11. Reduce or Eliminate Stress – Dr. Flyer also had some great heart-healthy tips in this important area: “In addition to leading to an increased heart rate and higher blood pressure levels, people frequently respond to stress by allowing themselves to indulge in unhealthy habits like eating in excess or drinking heavily,” he explains. Some tactics he suggests include the following: 1) Make your dinners potluck; delegate side dishes to guests; 2) Get some alone time every day to recharge your batteries; and 3) Try to enjoy the holiday season rather than sweating over the small stuff.

And in closing…on beginnings…make it a Happy New Year!

12. Start or Keep a “We’re Thankful For” Tradition with Your Kids. Teach your kids to be thankful for the little things, and go around the table at mealtime taking turns sharing what you’re thankful for. Your kids’ perspectives may surprise and enlighten you, and saying out loud what you’re thankful for is such a fun & uplifting exercise. Consider starting a family journal where you record each family member’s thanks in a book – it will be a blast to revisit in years to come.

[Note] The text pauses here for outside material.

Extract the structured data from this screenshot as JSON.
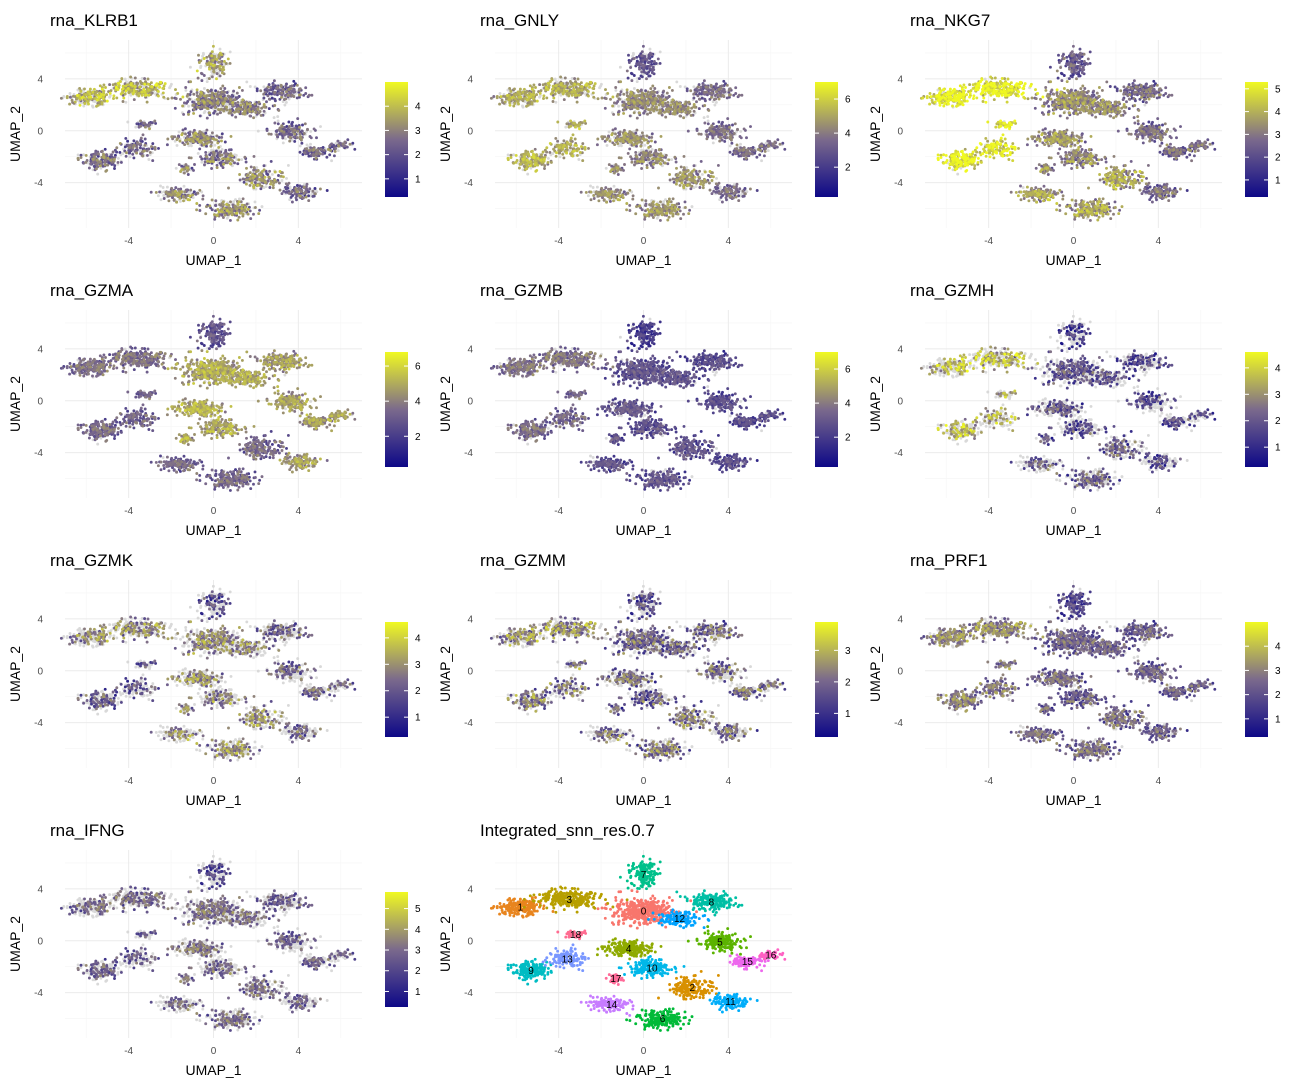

13. Make Realistic New Year’s Resolutions. I’m always amazed at how crowded the gym is in January and how much easier it is to find a bike or treadmill in February. Case in point – we get pumped up to do more, do less, in many areas of life, and get overzealous at first, and lackluster shortly after. Try to make realistic, achievable goals, and encourage your kids to do the same. Then, write them down and store them in a safe place. Mark your calendar to look at the list monthly or quarterly.

So, whatever holiday you’re celebrating, make it a safe, happy, and memorable one!